Tarihi kaynaklarda verilen bilgilere göre bir
Tunç Çağı Frigya-Grek kolonisi olan Çorlu’nun tarihi 3 bin yıl geriye gidiyor. Roma ve Bizans
İmparatorluğu’nun önemli askeri merkezlerinden biri olan Çorlu’da, bölgeyi
kontrol etmek için Roma İmparatorluğu tarafından surlar ve kale inşa edildi.
İnşa edilen kale Bizans döneminden tahkim edilerek güçlendirildi. İstanbul’u
korumak ve Trakya’nın kontrolünü sağlamak için merkezi bir noktada yer alan
Çorlu’da askeri yapılar imparatorluk için her dönemde önem arz etti. Çorlu
kasabası ise kalenin etrafında oluşan sivil yerleşimlerin kurularak
genişlemesiyle oluştu.
Roma İmparatorluğu tarafından Trakya’da yapılan
kale ve sur sisteminin bir parçası olan Çorlu Kalesi’nin surları Çorlu’nun
Osmanlı Devleti tarafından ele geçirilmesinden sonra 1. Murat tarafından yıktırıldı. Kalenin tekrar Bizanslıların eline geçmemesi
ve Çorlu’nun Bizanslılar tarafından savunulmasını zorlaştırmak için yıkılan
surlardan günümüze hiçbir iz kalmazken Çorlu Kalesi’nin şu anki durumu da içler
acısı. Tepede koyunlar otlarken, aynı zamanda tepe atık deposu haline
getirilmiş durumda.
Çorlu’nun
Fethi Ve Kalenin Yıktırılması
Tarihi kaynaklara göre Murat Hüdavendigar 1360
yılında Bizans’ın Rodosto adını verdiği Tekirdağ’ı fethettikten sonra Çorlu’ya
yöneldi. Çorlu Kalesi’nin Bizanslı komutanı kaleyi teslime yanaşmayınca kale
kuşatmaya alındı. Çatışmalarda kale komutanı gözünden yaralanınca kalenin
alınması kolaylaştı. Kale komutanı esir alındıktan sonra öldürüldü.
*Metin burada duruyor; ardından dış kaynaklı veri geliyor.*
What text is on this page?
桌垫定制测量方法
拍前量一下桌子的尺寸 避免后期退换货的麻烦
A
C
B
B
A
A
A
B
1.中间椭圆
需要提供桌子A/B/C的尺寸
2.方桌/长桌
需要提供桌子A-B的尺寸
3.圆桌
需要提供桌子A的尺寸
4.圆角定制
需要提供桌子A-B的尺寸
Çorlu’ya
Anadolu’dan halk getirtilerek yerleştirildi. Murat Hüdavendigar Kosova
Savaşısırasında öldürülünce Bizanslılar da kaleyi tekrar ele geçirdi. Oğlu
Yıldırım Beyazıt Çorlu’yu tekrar el geçirdikten sonra ilk iş olarak Çorlu’nun
bir daha Bizanslıların eline geçtiğinde savunulmasını imkânsız hale getirmek
için kaleyi ve surlarını yıktırdı. Günümüzde de Çorlu Kalesi yaklaşık 800
yıldır yıkık halde bulunmaktadır. Kalenin kalıntılarındaki tahribat ise 1980’li
yıllardan sonra göçün artmasıyla birlikte yoğunluk kazandı.